On ne connaît jamais assez Paris, même si on y réside de très longue date. Parisien de Danthiady, ma ville-fétiche, au gré des déambulations, me réserve d'agréables surprises, et souvent gratuites ; il suffit de savoir prendre son temps. «On ne pourra pas dire qu’on ne savait pas. Mais on pourra dire qu’on ne savait pas quoi faire de ce qu’on savait», écrit Lola LAFON, dans «Il n’a jamais été trop tard». Dans ce présent qui bouscule, malmène, angoisse, il faut savoir habiter et maîtriser sa vie et ses envies. En effet, «Paris est une fête» disait bien Ernest HEMINGWAY (Voir mon article, Médiapart, 8 septembre 2018).

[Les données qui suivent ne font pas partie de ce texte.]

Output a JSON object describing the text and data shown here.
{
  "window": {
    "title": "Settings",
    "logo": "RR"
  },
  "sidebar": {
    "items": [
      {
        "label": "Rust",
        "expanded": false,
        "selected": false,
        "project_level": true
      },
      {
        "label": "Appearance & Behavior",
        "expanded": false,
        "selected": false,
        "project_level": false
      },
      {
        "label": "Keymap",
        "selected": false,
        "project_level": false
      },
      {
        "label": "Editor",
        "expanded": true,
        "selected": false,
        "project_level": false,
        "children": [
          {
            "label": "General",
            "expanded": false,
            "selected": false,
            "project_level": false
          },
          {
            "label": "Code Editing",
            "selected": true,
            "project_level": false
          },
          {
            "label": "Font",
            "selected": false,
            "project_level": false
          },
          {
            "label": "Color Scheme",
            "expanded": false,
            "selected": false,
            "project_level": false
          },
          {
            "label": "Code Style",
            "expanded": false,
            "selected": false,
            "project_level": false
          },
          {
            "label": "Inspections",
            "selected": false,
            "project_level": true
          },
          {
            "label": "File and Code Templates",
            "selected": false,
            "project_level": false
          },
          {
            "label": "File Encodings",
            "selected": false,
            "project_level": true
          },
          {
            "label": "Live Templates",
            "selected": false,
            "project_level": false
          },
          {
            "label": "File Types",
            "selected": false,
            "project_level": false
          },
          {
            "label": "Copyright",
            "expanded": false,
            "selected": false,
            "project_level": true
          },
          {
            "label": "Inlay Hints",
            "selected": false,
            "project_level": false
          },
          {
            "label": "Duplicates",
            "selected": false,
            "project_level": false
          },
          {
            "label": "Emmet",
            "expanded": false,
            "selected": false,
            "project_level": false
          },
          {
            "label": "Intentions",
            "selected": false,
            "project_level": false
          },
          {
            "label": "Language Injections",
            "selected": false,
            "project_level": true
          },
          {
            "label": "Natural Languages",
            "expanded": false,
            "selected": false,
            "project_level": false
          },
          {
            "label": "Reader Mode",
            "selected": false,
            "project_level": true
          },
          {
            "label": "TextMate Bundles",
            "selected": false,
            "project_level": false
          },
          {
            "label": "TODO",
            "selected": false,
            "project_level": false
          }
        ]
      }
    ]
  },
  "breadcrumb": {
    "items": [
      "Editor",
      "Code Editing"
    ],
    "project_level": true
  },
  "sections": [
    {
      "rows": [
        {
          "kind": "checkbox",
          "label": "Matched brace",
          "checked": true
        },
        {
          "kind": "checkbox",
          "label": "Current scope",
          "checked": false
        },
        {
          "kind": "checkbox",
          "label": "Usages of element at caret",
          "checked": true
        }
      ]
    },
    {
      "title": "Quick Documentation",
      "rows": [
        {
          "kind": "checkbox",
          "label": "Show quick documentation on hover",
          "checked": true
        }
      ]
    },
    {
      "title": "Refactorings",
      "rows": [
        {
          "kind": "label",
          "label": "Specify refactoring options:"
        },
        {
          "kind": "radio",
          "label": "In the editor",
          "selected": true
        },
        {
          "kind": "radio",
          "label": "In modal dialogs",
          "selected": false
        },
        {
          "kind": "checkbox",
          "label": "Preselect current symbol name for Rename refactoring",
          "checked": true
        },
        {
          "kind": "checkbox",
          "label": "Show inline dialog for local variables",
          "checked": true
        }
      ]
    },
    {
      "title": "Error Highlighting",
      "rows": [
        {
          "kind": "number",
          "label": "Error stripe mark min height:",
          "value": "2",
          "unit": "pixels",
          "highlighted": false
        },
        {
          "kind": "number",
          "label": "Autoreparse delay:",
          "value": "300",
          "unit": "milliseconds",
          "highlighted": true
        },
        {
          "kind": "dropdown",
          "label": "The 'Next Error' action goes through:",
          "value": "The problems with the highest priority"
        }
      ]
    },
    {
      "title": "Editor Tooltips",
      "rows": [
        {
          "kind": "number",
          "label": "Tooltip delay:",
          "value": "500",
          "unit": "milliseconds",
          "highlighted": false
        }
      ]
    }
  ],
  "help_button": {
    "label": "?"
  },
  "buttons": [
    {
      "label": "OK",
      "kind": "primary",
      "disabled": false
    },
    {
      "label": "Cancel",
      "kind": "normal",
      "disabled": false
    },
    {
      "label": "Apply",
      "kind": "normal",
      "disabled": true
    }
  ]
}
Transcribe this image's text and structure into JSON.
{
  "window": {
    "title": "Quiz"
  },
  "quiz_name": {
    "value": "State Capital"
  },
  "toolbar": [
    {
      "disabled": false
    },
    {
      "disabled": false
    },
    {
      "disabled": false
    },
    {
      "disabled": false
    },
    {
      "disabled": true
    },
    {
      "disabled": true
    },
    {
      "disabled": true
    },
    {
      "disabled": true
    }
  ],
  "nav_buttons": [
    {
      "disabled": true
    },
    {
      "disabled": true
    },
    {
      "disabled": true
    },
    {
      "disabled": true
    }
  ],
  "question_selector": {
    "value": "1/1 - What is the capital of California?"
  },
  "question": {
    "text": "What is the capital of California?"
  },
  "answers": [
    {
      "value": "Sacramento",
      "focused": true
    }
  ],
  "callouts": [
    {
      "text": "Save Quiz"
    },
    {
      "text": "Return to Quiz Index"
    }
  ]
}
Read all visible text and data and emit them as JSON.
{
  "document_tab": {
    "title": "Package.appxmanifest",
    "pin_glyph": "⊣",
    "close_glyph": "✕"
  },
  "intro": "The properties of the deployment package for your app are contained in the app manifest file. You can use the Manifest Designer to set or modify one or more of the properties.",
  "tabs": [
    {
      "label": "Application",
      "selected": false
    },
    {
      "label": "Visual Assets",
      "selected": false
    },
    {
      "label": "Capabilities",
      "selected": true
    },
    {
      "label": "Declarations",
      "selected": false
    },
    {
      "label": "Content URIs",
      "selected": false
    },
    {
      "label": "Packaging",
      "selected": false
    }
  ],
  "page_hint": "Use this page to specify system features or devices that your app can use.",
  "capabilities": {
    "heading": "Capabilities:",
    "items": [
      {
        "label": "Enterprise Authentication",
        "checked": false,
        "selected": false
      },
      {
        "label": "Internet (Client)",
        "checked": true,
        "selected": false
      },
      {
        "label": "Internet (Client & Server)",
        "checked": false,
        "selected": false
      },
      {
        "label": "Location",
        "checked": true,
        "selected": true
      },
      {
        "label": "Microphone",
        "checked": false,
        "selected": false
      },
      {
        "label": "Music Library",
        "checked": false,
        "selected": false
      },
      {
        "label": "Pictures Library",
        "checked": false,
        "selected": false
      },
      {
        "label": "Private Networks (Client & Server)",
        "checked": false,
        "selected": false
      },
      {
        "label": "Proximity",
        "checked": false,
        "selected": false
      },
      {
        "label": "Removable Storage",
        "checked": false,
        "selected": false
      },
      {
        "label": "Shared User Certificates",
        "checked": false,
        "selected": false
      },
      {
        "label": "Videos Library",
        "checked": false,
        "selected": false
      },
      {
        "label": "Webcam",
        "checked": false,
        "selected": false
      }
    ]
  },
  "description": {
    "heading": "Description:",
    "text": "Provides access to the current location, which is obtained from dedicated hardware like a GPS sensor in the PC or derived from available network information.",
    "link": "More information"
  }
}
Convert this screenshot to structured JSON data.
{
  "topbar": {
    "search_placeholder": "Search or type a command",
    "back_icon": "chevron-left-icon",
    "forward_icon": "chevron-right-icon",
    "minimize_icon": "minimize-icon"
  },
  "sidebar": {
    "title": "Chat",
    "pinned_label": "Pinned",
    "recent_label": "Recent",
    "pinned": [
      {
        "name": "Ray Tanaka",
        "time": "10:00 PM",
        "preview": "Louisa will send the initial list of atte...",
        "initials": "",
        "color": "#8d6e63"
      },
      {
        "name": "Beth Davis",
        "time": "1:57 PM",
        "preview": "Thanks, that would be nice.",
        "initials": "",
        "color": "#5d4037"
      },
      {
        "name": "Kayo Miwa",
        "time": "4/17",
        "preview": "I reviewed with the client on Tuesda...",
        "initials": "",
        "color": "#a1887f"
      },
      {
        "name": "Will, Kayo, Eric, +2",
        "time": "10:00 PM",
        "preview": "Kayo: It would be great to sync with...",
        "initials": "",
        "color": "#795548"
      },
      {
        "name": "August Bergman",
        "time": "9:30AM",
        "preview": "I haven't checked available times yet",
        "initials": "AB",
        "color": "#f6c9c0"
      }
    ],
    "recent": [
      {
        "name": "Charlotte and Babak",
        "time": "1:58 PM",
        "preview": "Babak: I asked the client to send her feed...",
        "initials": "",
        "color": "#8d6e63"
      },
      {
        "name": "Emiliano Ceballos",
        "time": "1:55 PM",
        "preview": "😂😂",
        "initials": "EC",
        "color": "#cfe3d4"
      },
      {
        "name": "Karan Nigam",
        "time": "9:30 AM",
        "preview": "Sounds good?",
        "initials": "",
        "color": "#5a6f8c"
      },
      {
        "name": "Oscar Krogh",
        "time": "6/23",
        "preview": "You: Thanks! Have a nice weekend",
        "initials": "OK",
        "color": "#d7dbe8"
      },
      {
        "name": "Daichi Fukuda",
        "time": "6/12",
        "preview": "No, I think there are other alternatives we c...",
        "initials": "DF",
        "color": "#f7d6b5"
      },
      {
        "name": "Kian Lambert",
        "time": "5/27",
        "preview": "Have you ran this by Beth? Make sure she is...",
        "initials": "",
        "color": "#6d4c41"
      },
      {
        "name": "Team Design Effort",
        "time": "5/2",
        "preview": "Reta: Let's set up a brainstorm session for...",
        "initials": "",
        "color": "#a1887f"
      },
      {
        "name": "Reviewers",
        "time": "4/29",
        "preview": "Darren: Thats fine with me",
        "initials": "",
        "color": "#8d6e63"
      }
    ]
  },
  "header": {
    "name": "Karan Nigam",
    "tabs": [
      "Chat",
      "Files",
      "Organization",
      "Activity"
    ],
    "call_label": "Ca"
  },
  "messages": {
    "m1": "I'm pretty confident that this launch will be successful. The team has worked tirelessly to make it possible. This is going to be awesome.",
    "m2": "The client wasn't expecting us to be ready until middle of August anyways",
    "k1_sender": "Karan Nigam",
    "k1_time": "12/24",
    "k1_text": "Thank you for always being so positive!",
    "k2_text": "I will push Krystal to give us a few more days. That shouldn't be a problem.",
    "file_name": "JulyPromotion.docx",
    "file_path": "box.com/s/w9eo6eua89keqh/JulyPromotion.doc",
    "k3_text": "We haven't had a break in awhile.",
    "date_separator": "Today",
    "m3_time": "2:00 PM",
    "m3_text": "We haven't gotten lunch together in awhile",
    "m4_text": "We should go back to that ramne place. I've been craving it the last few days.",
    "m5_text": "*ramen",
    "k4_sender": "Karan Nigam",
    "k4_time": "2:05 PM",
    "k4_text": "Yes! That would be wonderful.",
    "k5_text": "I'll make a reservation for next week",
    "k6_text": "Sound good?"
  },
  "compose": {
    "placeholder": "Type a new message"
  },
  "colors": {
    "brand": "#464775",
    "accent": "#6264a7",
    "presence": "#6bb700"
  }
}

À Paris, la poésie est partout. «J’ai réinventé le passé pour voir la beauté de l’avenir», écrit Louis ARAGON, dans «Le fou d’Elsa» (Voir mon article sur ce poète, Médiapart, 16 avril 2023). Il suffit d’ouvrir l’œil, de tendre l’oreille et de se bourlinguer dans la Ville. En effet, le Café ou la Maison de la Poésie, à Paris-Centre, est un haut lieu littéraire au cœur de Paris. La Maison de la Poésie de la Ville est un lieu où les esprits curieux se rassemblent pour écrire, partager et explorer l’univers des poèmes. «Cette nuit, l’été est mort, et, sous le préau, j’entends le ciel qui tombe», écrit Nicolas MATHIEU, dans «Le ciel ouvert», sous le thème de l’amour fou. Chaque mois, une foule d’activités pour voir la poésie autrement est proposée : lectures, rencontres avec des poètes, concerts littéraires, performances scéniques, siestes acoustiques. Cette scène littéraire est joliment installée dans une impasse qui prête déjà à la rêverie et à la poésie.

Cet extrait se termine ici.